Because just like your mental and physical wellness, your intimate wellbeing deserves to be a priority too.
Ah, the first days of a fresh new year. A time of reflection, resets, and endless proclamations of “wow, time flies”.
There’s always two types of people you can find on January 1st: the ones starting it off with a sunrise run and an Instagrammable coffee, and the ones bringing it in with a hangover from hell, postponing all “new year, new me” resolutions to the first Monday of the year.
Whichever bucket you fall into, and whether or not you buy into the hype of New Years Eve, it’s hard to escape the lure of a clean slate and fresh goals. But studies say the shelf life of a resolution is 3 days. And that it takes 21 days to form any new habit, or break an old one. So somewhere between 3-21 days is the make or break for all resolutions (New Years ones, or otherwise).
So instead of regurgitating the same old vows of quitting your favourite vice, #eatingclean, and waking up at 6am– we’re urging you all to set aside some time to think about your Bedroom Goals. A set of conscious choices that isn’t as black and white as losing 5 kilos.
WTF are Bedroom Goals?
Just like fitness or professional goals, at MyMuse we believe setting Bedroom Goals is just as important. Whether you’re happily married to a partner of 10 years, in a new-ish relationship, in something undefined, or happily single– it’s important to take stock of the way we love ourselves and others.
Bedroom goals could range from playing out specific fantasies, to trying a new position, dabbling in kink, or simply re-framing our perspective of how we relate to our own body or our longstanding views on intimacy.
Bedroom goals don’t have to be all sex, either. A worthy goal could be simply making more time for self-care, getting in touch with our bodies through mindful masturbation, or just being more in tune with our mental and physical needs.
Your Intimacy Checklist
Here are a few thought starters to get you thinking about your own Bedroom Goals. Feel free to take what you like, and discard what you don’t.
- Schedule Sex - while this may sound un-sexy, scheduling sex is one of the most effective ways to uplift a sometimes lagging sex-life. Go from the boardroom to the bedroom by adding this very important call to your calendar.
- Try Something New - Whether it’s a new position or a new toy, bringing something experimental to the bedroom is a sure fire way to break the monotony and spice up your bedroom life for 2022.

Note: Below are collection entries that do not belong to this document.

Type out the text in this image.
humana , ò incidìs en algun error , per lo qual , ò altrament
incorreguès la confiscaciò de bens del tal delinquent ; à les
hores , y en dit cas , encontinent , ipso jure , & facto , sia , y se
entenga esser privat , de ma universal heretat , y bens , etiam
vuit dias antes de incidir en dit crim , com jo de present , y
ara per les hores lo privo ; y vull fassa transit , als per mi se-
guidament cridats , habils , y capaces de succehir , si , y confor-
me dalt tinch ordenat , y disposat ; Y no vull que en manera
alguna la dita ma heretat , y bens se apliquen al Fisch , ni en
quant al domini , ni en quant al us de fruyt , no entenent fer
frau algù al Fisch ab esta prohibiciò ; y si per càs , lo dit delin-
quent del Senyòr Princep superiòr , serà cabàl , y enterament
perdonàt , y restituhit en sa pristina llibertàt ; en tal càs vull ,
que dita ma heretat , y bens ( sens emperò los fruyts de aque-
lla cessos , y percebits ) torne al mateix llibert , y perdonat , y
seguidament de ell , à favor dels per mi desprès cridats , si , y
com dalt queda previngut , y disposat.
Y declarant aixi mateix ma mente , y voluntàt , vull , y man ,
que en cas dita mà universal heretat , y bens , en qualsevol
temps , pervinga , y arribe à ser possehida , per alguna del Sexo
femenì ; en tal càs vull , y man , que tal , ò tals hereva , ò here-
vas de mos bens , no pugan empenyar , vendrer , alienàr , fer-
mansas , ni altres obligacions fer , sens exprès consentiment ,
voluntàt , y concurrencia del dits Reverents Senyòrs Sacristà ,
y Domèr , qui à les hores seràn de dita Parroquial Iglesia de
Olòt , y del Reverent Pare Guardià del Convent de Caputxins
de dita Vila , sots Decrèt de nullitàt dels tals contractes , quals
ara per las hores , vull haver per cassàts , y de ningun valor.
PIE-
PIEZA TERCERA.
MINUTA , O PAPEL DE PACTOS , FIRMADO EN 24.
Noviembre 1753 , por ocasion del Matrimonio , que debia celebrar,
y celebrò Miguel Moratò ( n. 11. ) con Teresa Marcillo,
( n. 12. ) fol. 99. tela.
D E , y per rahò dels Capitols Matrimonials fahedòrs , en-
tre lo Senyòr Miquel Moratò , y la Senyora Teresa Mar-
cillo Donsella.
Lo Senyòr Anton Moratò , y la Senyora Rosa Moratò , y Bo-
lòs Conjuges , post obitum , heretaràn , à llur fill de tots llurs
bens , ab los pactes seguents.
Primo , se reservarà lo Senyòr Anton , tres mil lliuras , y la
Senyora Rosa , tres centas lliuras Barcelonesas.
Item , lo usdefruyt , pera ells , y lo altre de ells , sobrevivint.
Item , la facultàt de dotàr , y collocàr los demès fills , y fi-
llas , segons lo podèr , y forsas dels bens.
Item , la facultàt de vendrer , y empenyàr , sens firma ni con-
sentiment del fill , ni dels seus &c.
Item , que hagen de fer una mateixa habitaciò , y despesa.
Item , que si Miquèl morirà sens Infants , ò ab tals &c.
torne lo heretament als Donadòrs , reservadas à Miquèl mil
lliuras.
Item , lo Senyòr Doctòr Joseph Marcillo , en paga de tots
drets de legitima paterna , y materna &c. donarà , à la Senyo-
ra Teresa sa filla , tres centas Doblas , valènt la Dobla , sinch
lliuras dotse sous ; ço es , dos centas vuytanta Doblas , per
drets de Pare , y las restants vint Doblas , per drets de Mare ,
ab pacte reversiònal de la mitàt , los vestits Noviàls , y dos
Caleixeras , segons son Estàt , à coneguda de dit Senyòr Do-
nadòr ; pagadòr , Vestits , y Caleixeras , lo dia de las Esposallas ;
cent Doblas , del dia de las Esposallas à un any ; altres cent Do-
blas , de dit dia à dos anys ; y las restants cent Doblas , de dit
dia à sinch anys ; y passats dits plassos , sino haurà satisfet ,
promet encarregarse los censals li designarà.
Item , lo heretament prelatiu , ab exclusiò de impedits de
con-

- Mutual Masturbation - In case you haven’t heard of this term before, do yourself (and your partner) a favour, and enjoy your solo time… together.
- Check Yourself Out - Grab a mirror and check out the parts of yourself where the sun don’t shine. This is a sure fire way to get to know (every little part of) yourself, and pave the way for more confidence and self-love.
- Create a Boudoir Film, for yourself - Star in an intimate film made just for you. You can choose to play it up for the camera or just go with the flow. Replay it a thousand times or delete after viewing. It’s completely up to you. This could be your cue to lights, camera and a lot of action.
- Prolonged Foreplay - Pretend to be strangers at a grocery store, send naughty texts while at work or give each other a sensual massage. Extended foreplay makes sex fun and far more pleasurable.
- Make A Sex Bucket List - Bring your wildest fantasies to life by putting them down in your sex journal. Whether it’s roleplaying your favourite character or going skinny dipping with your partner, making a list is a great way to check off your deepest desires for the year ahead.
Intention, not Pressure
Like we said in one of our last articles, even though we may not recognise it, we tend to think of sex in a goal-oriented manner. Instead of aiming for an orgasm or porn-worthy positions, we must shift our attention to an intention– of pleasure, passion, or pure solace. As long as we make sure our intention is not turning into pressure, there is no disappointment if the intention doesn’t actually get met.
The idea of Bedroom Goals is just to be more mindful of the precious time we spend with ourselves, and with those we love. To carve out time for pleasure and connection. And to continue to evolve, experiment, and grow in this intimate area of our lives, just like all the others.